Seminars

View all Seminars  |  Download ICal for this event

Operating System and Hypervisor Support for Mitigating the Address Translation Wall

Series: Ph.D. Colloquium

Speaker: Ashish Panwar

Date/Time: Jan 03 17:00:00

Location: CSA Seminar Hall (Room No. 254, First Floor)

Faculty Advisor: K. Gopinath and Arkaprava Basu

Abstract:
Virtual memory has proven to be an extremely powerful abstraction for its programmability benefits. Unfortunately, virtual memory is becoming a performance bottleneck due to the address translation wall. Modern applications with large memory footprints necessitate frequent page table walks to perform the virtual to physical address translation. Consequently, the hardware spends 30-50% of the total CPU cycles in servicing TLB misses alone. Virtualization and non-uniform memory access (NUMA) architectures further exacerbate this overhead. For example, virtualized systems involve two-dimensional page table walks that require up to 24 memory accesses for each TLB miss, with current 4-level page tables. The address translation performance drops further on NUMA systems, depending on the distance between the CPU and page tables. These overheads will increase in the future, where deeper page tables and multi-tiered memory systems will enable even larger applications. Virtual memory, therefore, is showing its age in the era of data-centric computing.
This thesis investigates the role of an operating system (OS) and hypervisor in improving the address translation performance. First, we focus on huge pages that can significantly reduce the frequency and cost of TLB misses. Huge pages are widely available in modern systems e.g., x86 architecture supports 2MB and 1GB huge pages, in addition to regular 4KB pages. While huge pages are great in theory, real-world OSs have often delivered disappointing performance while using them. This is because memory management of huge pages is fraught with multiple challenges. We propose several enhancements in OS-level policies and mechanisms to make huge pages beneficial, even under multi-dimensional constraints such as latency, capacity, and fairness.
Second, we investigate the effect of NUMA on address translation performance. NUMA architectures mandate careful data placement to hide the effect of variable memory access latency from applications. Several decades of research on NUMA systems have optimized access to user-level application data. However, prior research has ignored the access performance of kernel data, including page tables, due to their small memory footprint. We argue that it is time to revisit page table management for NUMA-like systems.

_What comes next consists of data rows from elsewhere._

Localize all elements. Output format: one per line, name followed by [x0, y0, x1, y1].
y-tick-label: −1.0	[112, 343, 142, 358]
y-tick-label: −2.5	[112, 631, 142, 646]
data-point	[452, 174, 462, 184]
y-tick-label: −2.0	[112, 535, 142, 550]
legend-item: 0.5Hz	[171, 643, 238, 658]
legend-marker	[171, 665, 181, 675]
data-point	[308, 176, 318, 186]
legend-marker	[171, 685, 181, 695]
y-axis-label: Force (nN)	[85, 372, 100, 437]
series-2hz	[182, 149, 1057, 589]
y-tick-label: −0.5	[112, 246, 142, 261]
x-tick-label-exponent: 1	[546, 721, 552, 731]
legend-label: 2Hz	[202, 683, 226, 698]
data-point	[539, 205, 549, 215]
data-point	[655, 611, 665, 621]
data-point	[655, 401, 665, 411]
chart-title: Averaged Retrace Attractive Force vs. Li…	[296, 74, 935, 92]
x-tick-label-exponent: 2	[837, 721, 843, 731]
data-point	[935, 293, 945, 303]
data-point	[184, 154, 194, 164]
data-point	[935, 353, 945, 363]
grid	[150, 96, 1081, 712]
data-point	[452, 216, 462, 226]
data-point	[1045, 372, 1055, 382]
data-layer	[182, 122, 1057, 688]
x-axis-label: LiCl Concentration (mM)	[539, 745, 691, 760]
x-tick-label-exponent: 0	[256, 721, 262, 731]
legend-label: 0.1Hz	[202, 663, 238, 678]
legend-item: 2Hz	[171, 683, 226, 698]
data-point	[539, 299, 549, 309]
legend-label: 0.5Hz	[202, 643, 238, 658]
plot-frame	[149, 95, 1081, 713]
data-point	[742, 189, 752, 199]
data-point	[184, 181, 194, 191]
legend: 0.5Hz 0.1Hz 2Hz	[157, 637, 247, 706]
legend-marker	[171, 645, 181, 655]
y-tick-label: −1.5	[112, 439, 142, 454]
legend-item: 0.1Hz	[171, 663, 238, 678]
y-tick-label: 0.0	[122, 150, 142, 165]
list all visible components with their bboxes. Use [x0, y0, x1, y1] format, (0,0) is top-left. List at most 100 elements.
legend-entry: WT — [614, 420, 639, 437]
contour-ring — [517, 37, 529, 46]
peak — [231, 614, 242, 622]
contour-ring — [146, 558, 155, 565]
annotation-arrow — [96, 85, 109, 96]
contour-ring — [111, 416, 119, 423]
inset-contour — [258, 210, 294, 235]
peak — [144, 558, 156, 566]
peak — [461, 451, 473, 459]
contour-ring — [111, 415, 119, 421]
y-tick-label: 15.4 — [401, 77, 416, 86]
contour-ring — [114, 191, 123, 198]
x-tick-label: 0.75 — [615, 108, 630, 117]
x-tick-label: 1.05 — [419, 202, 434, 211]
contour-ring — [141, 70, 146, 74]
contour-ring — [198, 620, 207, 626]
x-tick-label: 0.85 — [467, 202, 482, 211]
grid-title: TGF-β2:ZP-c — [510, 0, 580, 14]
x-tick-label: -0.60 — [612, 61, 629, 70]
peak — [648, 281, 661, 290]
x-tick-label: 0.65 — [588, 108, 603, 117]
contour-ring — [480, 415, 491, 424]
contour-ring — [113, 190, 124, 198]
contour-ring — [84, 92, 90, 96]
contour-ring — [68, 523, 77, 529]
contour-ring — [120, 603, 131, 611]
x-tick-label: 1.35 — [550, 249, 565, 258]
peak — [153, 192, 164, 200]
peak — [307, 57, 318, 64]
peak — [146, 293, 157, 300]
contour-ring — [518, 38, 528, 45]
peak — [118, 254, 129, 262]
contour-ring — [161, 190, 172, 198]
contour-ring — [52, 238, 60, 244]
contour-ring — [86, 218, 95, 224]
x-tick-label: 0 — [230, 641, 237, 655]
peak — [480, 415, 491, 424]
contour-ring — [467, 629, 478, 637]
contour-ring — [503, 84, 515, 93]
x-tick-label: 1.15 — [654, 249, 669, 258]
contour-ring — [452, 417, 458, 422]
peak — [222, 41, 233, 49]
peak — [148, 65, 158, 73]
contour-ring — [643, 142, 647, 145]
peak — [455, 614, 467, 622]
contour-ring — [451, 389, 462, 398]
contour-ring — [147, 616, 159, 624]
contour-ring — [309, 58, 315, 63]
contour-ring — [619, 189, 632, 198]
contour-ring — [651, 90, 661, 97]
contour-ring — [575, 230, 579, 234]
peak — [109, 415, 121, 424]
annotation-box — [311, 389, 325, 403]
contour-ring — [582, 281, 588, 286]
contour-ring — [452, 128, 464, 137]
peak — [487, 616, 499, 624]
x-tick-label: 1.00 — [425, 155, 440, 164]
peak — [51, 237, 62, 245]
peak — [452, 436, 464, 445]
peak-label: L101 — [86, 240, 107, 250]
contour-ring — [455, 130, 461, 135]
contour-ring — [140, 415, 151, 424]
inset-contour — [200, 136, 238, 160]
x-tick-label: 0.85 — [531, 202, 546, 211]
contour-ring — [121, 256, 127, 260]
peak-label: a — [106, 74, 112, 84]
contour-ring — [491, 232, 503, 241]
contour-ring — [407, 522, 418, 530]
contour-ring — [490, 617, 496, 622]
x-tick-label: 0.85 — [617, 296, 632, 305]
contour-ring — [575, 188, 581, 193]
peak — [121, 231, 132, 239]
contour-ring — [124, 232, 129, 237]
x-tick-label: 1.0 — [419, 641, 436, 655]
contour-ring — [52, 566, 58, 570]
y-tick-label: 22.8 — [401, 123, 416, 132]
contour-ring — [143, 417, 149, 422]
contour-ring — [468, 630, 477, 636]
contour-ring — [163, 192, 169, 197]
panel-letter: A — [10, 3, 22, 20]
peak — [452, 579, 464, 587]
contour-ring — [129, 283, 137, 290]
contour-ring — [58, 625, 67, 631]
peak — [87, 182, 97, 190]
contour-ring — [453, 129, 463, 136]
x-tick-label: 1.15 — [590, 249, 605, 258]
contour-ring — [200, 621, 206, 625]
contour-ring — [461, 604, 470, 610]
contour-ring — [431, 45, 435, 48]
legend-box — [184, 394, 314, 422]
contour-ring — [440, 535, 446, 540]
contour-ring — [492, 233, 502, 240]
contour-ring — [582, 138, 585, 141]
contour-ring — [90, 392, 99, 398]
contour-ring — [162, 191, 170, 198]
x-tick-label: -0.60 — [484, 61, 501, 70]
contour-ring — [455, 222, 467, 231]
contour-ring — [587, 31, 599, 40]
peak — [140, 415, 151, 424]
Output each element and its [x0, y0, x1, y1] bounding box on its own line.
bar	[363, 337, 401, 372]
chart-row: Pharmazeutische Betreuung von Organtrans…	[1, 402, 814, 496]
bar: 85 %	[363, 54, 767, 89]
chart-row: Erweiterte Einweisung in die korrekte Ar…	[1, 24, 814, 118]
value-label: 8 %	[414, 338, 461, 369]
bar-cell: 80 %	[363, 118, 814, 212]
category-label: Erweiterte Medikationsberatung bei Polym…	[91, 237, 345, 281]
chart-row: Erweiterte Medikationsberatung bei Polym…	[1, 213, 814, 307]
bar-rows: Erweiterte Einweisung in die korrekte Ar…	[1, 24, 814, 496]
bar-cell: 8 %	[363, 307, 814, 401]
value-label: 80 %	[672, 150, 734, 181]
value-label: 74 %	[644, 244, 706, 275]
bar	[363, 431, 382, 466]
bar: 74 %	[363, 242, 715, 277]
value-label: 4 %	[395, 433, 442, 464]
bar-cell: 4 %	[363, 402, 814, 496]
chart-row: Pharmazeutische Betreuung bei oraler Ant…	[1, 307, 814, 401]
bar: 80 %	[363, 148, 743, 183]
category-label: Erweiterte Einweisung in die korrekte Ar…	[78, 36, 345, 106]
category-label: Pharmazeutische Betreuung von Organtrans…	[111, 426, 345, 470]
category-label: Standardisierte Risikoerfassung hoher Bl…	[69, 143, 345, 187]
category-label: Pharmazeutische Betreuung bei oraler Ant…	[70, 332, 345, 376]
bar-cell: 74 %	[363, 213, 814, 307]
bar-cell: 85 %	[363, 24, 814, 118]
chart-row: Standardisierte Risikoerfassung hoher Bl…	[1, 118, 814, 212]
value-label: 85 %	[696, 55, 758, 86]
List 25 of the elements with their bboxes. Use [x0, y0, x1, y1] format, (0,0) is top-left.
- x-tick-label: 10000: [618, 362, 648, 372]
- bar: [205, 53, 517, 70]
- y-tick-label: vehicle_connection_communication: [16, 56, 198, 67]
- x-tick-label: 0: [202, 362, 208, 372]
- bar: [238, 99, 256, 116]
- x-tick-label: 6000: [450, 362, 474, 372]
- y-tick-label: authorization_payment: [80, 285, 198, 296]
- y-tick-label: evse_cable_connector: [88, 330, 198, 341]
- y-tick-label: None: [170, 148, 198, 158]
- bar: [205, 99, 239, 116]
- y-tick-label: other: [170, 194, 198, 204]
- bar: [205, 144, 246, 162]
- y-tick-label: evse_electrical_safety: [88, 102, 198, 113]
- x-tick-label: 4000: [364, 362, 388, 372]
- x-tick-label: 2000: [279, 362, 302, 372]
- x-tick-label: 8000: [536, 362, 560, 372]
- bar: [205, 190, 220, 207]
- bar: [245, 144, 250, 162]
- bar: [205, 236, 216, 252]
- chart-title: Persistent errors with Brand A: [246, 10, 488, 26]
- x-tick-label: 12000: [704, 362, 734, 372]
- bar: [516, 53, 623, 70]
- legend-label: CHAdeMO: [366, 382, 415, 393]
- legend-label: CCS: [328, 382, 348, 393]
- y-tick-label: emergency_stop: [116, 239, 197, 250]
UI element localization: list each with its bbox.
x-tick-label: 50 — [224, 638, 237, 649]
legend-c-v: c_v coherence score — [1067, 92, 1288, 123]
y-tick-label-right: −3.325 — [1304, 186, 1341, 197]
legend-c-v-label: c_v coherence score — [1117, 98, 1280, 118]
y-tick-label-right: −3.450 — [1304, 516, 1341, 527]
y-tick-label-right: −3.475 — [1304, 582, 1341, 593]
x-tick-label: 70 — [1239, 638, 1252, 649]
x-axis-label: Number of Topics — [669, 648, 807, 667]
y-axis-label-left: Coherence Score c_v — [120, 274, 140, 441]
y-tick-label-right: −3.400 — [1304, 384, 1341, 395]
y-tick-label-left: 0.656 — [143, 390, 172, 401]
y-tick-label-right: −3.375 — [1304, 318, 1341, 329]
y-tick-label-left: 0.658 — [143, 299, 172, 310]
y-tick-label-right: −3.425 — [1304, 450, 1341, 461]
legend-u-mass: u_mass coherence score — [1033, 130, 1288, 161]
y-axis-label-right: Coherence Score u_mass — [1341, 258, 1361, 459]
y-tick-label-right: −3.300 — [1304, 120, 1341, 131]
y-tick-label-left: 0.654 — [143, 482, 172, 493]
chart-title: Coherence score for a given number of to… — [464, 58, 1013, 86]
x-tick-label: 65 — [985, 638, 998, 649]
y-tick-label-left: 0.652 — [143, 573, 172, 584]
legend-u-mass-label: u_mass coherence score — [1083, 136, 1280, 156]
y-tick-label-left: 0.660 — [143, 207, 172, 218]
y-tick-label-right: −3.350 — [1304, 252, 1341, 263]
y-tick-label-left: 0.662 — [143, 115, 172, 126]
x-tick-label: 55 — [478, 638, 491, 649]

The core contributions of this thesis include four systems: Illuminator, HawkEye, Trident, and vMitosis, as summarized below:
Illuminator: We first expose some subtle implications of external memory fragmentation on huge pages. We show that despite proactive measures employed in the memory management subsystem of Linux, unmovable kernel objects (e.g., inodes, page tables, etc.) can deny huge pages to user applications. In a long-running system, unmovable objects fragment physical memory, often permanently, and cause high de-fragmentation overheads. Over time, their effects manifest in performance regressions, OS jitter, and latency spikes. Illuminator effectively clusters kernel objects in a subset of physical memory regions and makes huge page allocations feasible even under heavily fragmented scenarios..
HawkEye: In this work, we deal with OS-based huge page management policies that need to balance complex trade-offs between TLB coverage, memory bloat, latency, and the number of page faults. In addition, we consider performance and fairness issues that appear under fragmentation when memory contiguity is limited. In HawkEye, we propose asynchronous page pre-zeroing to simultaneously optimize for low latency and few page faults. We propose automatic bloat recovery to effectively deal with the trade-offs between TLB coverage and memory bloat at runtime. HawkEye addresses the performance and fairness challenges by allocating huge pages based on their estimated profitability.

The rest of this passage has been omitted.